“He has no weakness as a hitter. Anything you throw he can handle.” – Catfish Hunter
For a generation of American League baseball fans, Rod Carew was the definition of “batting champion.”
The owner of a .328 career average and 3,053 hits to go along with seven batting titles and 18 All-Star Game selections, Carew tormented pitchers with a smooth swing from a crouched stance, using incredible hand-eye coordination developed as a youth in Panama.
Born Oct. 1, 1945, on a train in the Canal Zone and named for the doctor who delivered him, Rodney Cline Carew used a broomstick and bottle caps as his first bat and balls before moving to New York City as a teenager. Carew did not play high school baseball, but was spotted by Minnesota Twins scouts on a semi-pro team and was signed as an amateur free agent in 1964.
As a big league rookie second baseman in 1967, Carew hit .292 with 51 RBI, earning an All-Star Game selection and winning the AL Rookie of the Year Award. The next season, Carew hit .273 – the last season Carew would finish under .300 for 15 years.
Carew hit .332 in 1969 en route to his first batting title, helping Minnesota win the inaugural AL West crown.
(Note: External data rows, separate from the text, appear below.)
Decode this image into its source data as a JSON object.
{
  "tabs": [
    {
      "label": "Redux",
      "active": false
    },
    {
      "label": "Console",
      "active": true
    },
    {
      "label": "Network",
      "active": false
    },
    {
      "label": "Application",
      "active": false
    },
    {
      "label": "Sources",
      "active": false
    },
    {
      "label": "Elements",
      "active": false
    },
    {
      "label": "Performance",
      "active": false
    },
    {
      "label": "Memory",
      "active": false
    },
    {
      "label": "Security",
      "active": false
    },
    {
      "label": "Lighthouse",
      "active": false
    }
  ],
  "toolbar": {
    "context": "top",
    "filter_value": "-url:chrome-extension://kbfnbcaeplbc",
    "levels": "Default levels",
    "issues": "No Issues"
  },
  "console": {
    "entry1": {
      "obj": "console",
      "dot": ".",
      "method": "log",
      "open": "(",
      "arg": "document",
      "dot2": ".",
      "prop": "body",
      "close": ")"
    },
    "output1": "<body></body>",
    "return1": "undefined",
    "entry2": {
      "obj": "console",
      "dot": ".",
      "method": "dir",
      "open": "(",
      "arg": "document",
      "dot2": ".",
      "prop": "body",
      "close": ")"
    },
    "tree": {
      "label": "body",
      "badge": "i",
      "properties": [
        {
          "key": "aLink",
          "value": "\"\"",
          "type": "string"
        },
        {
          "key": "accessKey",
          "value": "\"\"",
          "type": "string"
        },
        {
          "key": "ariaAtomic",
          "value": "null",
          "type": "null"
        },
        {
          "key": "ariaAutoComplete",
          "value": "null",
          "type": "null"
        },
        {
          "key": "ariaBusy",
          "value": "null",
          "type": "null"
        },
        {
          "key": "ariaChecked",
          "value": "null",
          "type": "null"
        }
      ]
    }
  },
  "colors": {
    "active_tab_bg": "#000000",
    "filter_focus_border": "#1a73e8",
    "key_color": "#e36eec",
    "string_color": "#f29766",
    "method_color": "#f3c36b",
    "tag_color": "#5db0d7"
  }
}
He was hitting .366 in 51 games in 1970 before a knee injury sidelined him for three months.
After hitting .307 in 1971, Carew reeled off four straight batting titles – missing a fifth in 1976 by .002. The next year, Carew had his best season – flirting with the magic .400 mark for most of the year before ending up at .388 with 239 hits, 128 runs scored, 100 RBI and the AL Most Valuable Player Award.
Carew hit .333 in 1978 to win his seventh and final batting crown, then was traded to the California Angels prior to the 1979 season. In seven years in California, Carew – who moved to first base in 1976 – led the Angels to their first two AL West titles in 1979 and 1982, batting .294 in the ALCS for California.
Carew remained an active player through the 1985 season, reaching the 3,000-hit milestone that summer, becoming the 16th player to join that exclusive club. In 1991, he was elected to the Hall of Fame.
“He doesn’t have to prove anything,” said Twins manager Gene Mauch during that magic summer of 1977. “All he has to do is retire and wait for the Hall of Fame to call.”